A Comparison of Dystopian Nightmares and Utopian Dreams: Two Paths in Science Fiction Literature That Both Lead to Humanity's Loss of Empathy
Abstract
Science fiction literature has long dreamed of extravagant utopias and dreaded nightmarish dystopias. Authors from the birth of the genre to more current times find the erosion of empathy to be the downfall of either extreme form of society. On the one hand, George Orwell's tyrannical climate of Nineteen Eighty-Four (1961) may seem worlds away from the hedonistic faux-paradise of Aldous Huxley's Brave New World (1932) or the fallen society of Margaret Atwood's attempted-utopia turned dystopia in Oryx and Crake (2004). However, whether a fictional world is allowed to go too far into utopian dreams through drug use, hyper-sexualization and the like, or whether it is all repressed into a dark authoritarian regime, members of each societal type undergo a loss of empathy which eventually becomes the downfall of civilization.

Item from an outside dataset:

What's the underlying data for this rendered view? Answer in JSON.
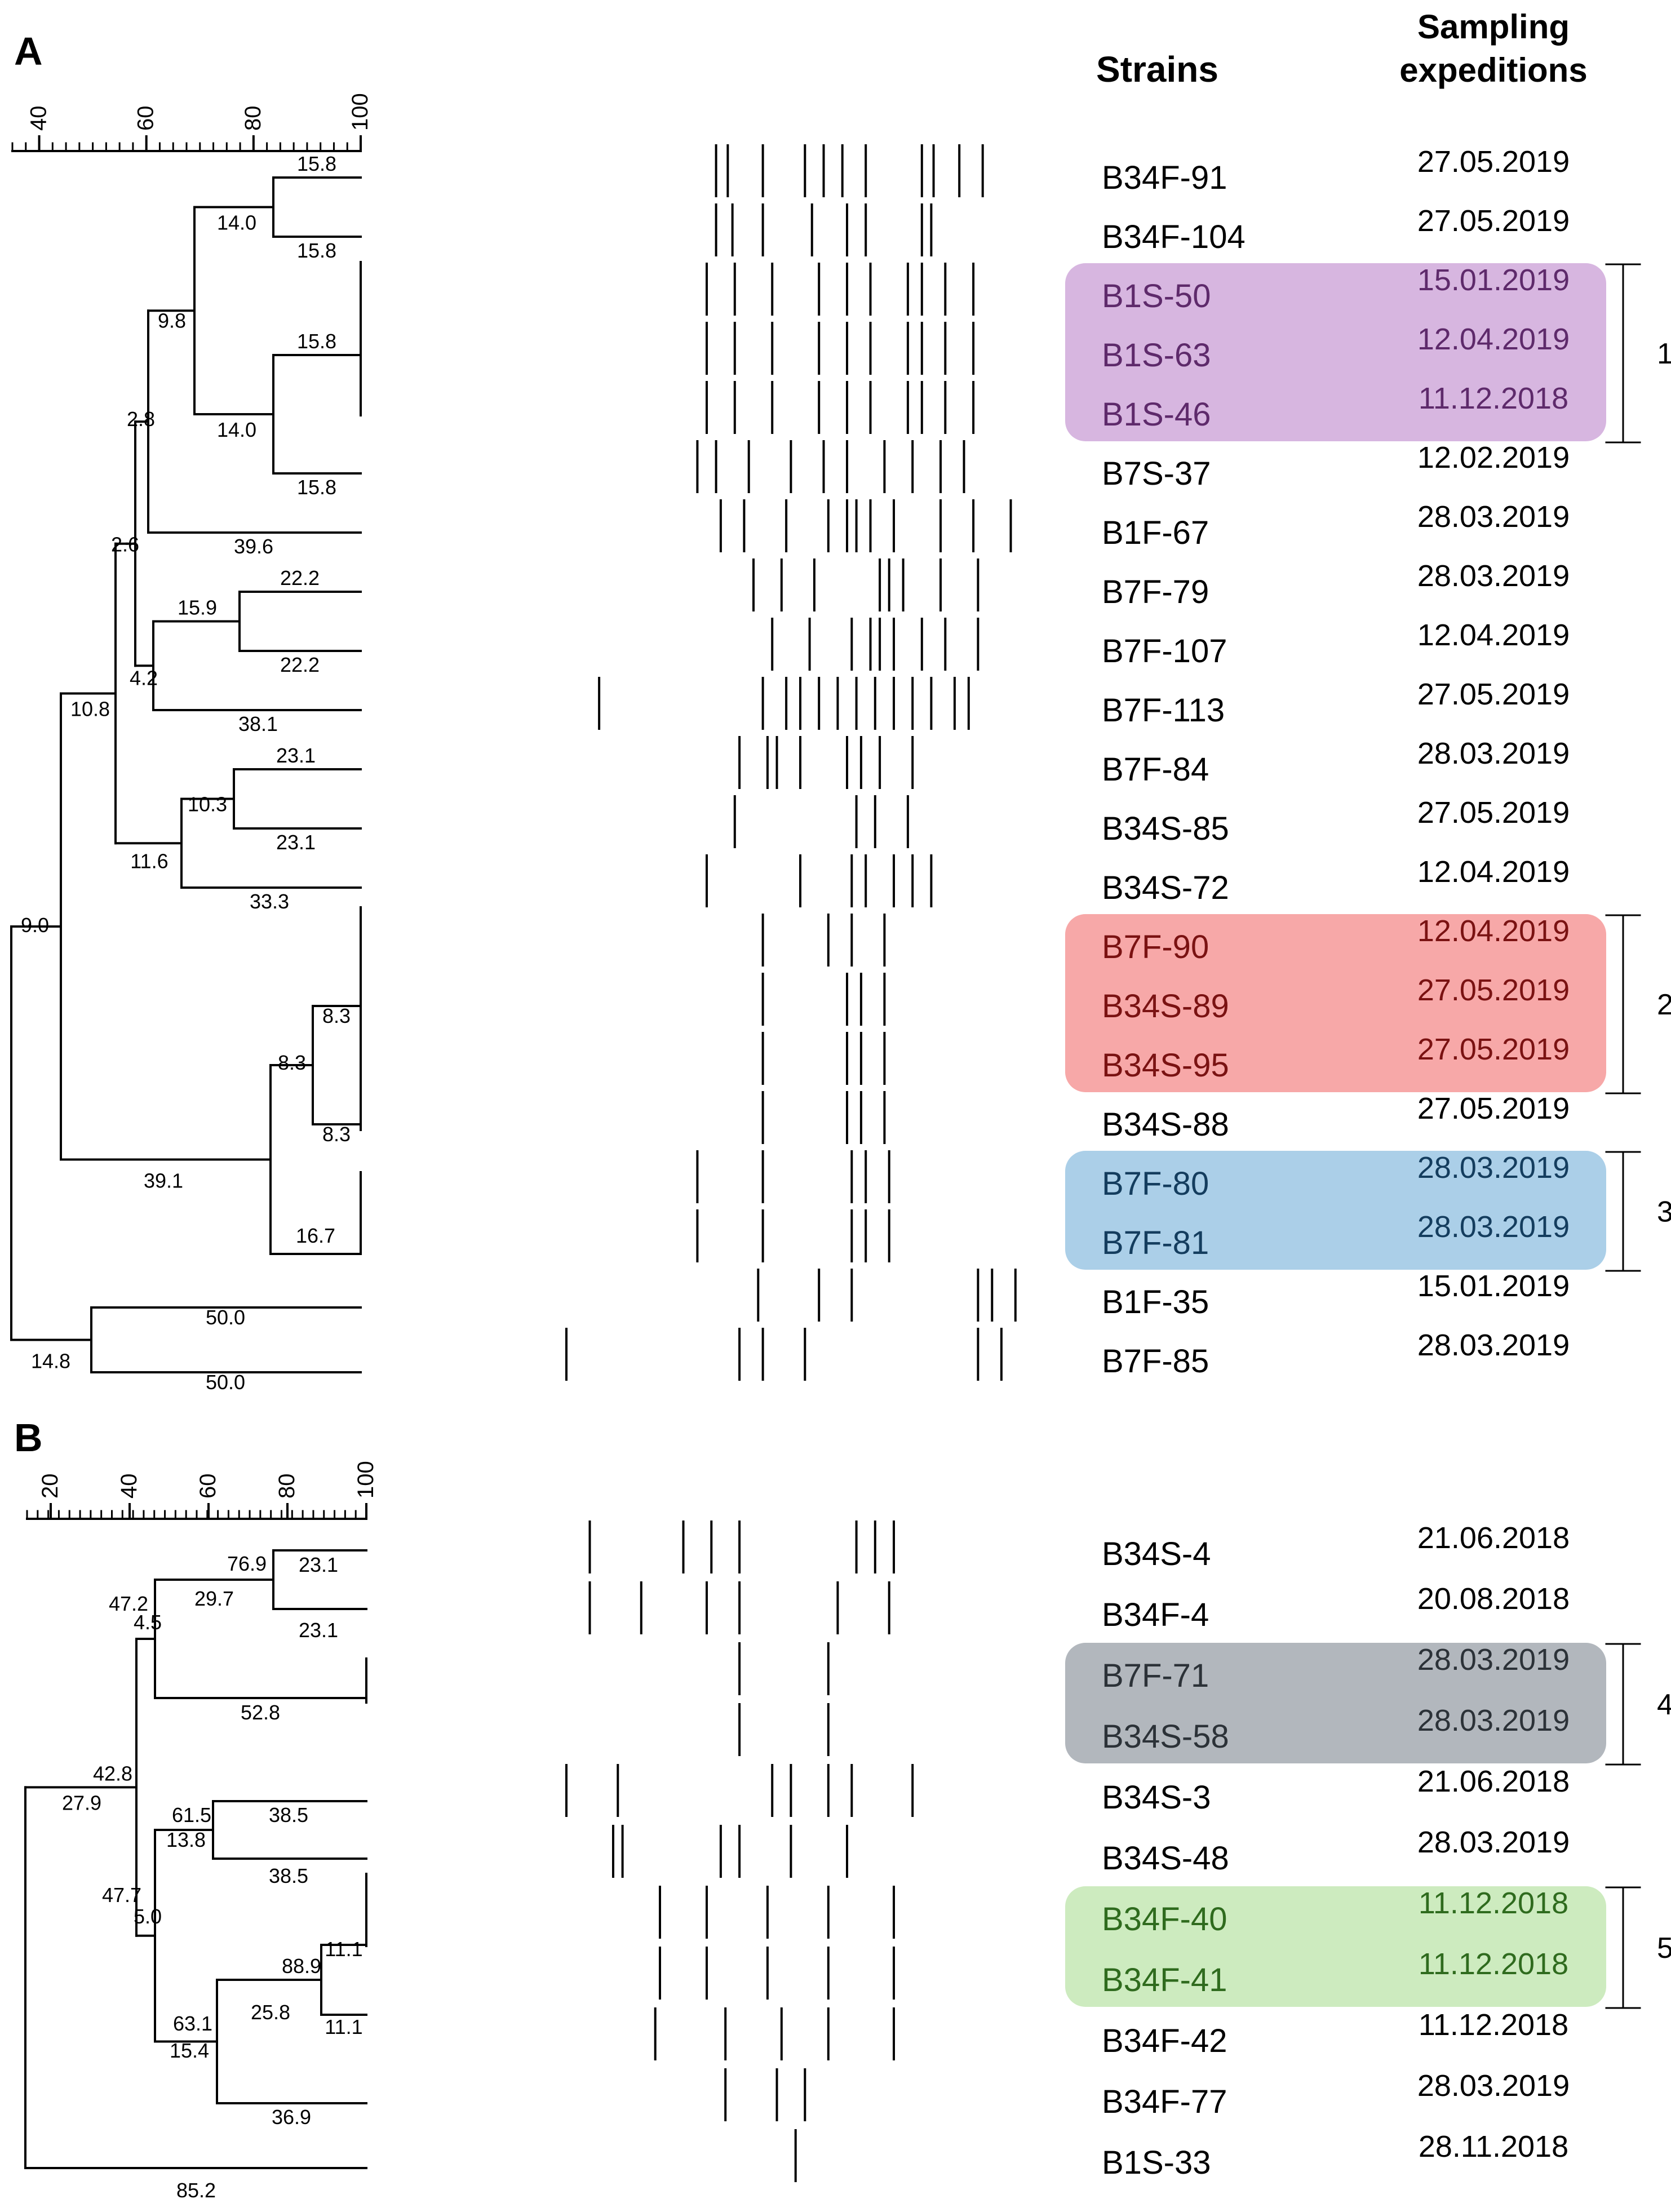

It is notable as well that in both novels where science progresses rapidly without the check of ethics, and in literature where androids or modified human beings become too advanced for mankind to keep in the confines of a lawful society, it is the lack of empathy that causes death, destruction, and/or social disconnection and psychopathy. Though the pleasurable aspects of utopian classics and the unpleasant facets of dystopian books appear at first to be polar opposites, they indeed both reflect a society that is losing its sense of empathy and which is collapsing.